Tlasojcamati maseuali,

xipano ina cali Tlaltipak,

nikan mochi nikpiali.

(Gracias gente,

pasen a su casa, la Tierra,

aquí de todo tendrán).

La cultura nahua, que pasó por los olmecas, los toltecas y las siete tribus chichimecas, entre otras muchas, no se conoció como mexica hasta que un ciuacoatl, Tlacaélel, que sirvió como consejero al menos a dos tlatoanis, Moctezuma Primero y Ahuízotl, introdujo el término para denominar a los habitantes nacidos y criados en Tenochtitlan.
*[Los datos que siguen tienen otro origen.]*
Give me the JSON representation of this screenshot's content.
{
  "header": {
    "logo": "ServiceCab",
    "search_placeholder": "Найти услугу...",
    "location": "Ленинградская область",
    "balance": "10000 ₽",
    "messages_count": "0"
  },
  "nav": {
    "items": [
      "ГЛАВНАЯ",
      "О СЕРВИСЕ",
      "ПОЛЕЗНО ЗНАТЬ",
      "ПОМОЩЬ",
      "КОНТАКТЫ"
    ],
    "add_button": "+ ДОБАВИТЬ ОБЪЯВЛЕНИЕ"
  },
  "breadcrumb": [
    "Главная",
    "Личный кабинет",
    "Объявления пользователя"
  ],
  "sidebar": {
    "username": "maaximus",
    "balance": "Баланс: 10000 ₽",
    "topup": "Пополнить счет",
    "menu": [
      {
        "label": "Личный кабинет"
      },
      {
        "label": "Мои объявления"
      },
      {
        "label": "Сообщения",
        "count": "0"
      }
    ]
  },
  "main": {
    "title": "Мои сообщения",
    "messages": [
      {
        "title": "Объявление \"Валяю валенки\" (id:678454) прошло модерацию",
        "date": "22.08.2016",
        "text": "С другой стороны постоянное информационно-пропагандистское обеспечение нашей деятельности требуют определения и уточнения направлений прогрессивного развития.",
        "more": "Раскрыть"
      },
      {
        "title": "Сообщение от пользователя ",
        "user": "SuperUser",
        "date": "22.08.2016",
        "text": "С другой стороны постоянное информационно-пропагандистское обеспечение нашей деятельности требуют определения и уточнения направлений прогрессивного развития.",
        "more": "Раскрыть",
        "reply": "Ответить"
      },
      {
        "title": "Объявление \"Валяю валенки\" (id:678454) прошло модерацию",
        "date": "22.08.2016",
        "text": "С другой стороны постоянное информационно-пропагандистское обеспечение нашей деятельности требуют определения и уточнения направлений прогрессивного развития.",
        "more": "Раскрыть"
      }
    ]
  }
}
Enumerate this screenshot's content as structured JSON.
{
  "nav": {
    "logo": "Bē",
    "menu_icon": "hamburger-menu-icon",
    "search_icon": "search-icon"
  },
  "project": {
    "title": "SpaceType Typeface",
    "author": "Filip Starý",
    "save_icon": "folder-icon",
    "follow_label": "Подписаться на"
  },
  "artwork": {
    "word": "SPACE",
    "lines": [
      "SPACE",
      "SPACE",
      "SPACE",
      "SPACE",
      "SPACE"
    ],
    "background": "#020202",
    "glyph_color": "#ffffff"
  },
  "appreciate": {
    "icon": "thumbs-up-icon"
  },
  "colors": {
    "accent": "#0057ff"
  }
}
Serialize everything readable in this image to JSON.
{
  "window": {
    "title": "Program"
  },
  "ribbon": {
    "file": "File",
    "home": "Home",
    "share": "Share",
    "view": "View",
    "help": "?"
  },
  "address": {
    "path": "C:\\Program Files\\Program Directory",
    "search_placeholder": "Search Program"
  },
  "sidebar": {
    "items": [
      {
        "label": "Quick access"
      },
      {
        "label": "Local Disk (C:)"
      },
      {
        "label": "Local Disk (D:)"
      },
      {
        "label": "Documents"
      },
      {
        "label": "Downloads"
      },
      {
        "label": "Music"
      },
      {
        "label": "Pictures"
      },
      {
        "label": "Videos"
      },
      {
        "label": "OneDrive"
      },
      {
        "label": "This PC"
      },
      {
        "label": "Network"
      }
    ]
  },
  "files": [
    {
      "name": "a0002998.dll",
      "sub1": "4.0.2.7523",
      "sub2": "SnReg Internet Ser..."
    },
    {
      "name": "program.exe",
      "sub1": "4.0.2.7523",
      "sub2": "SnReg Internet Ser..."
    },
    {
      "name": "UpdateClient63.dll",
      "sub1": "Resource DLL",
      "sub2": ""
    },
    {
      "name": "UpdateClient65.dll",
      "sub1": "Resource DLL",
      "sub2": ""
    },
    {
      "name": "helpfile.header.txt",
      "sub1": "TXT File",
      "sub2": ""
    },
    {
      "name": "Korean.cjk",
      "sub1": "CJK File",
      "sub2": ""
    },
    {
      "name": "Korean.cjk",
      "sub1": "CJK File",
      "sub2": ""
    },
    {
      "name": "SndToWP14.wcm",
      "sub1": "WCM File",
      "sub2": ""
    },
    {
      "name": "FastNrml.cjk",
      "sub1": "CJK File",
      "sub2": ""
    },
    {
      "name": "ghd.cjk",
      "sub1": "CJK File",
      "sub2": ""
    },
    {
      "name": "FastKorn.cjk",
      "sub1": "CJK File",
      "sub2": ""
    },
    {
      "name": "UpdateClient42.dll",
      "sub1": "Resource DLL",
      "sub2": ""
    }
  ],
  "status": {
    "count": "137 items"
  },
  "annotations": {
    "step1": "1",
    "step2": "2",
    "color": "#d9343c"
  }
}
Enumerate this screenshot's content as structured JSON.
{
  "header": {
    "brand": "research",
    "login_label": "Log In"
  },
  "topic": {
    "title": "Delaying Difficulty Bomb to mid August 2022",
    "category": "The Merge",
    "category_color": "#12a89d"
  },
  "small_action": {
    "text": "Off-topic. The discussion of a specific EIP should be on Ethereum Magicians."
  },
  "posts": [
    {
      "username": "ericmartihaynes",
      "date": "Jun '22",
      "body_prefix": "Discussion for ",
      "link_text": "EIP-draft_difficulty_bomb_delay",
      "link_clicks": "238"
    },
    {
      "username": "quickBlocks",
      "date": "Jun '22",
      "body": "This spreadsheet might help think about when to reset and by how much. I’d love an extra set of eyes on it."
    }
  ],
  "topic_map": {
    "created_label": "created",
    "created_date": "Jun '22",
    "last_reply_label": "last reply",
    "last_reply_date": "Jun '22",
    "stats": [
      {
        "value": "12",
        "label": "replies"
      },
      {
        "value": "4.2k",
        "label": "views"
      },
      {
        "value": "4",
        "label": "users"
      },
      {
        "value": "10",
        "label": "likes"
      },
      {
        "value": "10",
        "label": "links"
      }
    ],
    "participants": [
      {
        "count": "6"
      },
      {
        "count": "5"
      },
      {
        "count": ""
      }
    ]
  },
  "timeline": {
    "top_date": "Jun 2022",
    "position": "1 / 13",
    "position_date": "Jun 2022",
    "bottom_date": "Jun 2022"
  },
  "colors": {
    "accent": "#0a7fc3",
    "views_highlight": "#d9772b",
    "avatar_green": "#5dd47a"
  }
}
El término azteca, debido a la leyenda de los míticos pobladores de Aztlán, no se acuñó hasta el siglo XIX en el rescate del prehispanismo por estudiosos e investigadores extranjeros.

En otras palabras, nahuas son todos los que hablan nahua desde el Yukón hasta Nicaragua; mexicas o mexicanos los pueblos nahuas que cayeron en la conquista, porque así los llamaron los conquistadores; y aztecas todos los mexicanos a partir del siglo XIX según el conocimiento popular, mientras que los habitantes de Tenochtitlan se llamaban a sí mismos tenochcas independientemente de dónde hubieran nacido.

Tenochtitlan era una urbe cosmopolita, con calpullis o barrios donde convivían mixtecos y huastecos, tlahuicas y tepanecos, dedicados cada uno a sus habilidades y labores particulares.

Por supuesto, había tenochcas viejos, de varias generaciones nacidas y criadas en la maravillosa ciudad, que generalmente ocupaban los altos cargos, pero también había tamames (cargadores, correos y porteadores) y pochtecas (comerciantes e informadores), que a menudo se mezclaban con gente de poblaciones lejanas y llevaban sangre nueva a la gran Tenochtitlan, atrayendo nuevas culturas y leyendas, y expandiendo la fuerza vehicular de la lengua nahua por el Semanauac entero.

La toponimia, o los nombres de los pueblos de la actualidad mexicana, es nahua, a los que se les ha añadido nombres de héroes o de santos para españolizarlas, pero siguen siendo nahua: el lugar de un solo sonido, el extenso territorio donde se habla nahua, el Semanauac, o, como lo escriben algunos, Cemanauac aunque en México nadie pronuncie la “c”.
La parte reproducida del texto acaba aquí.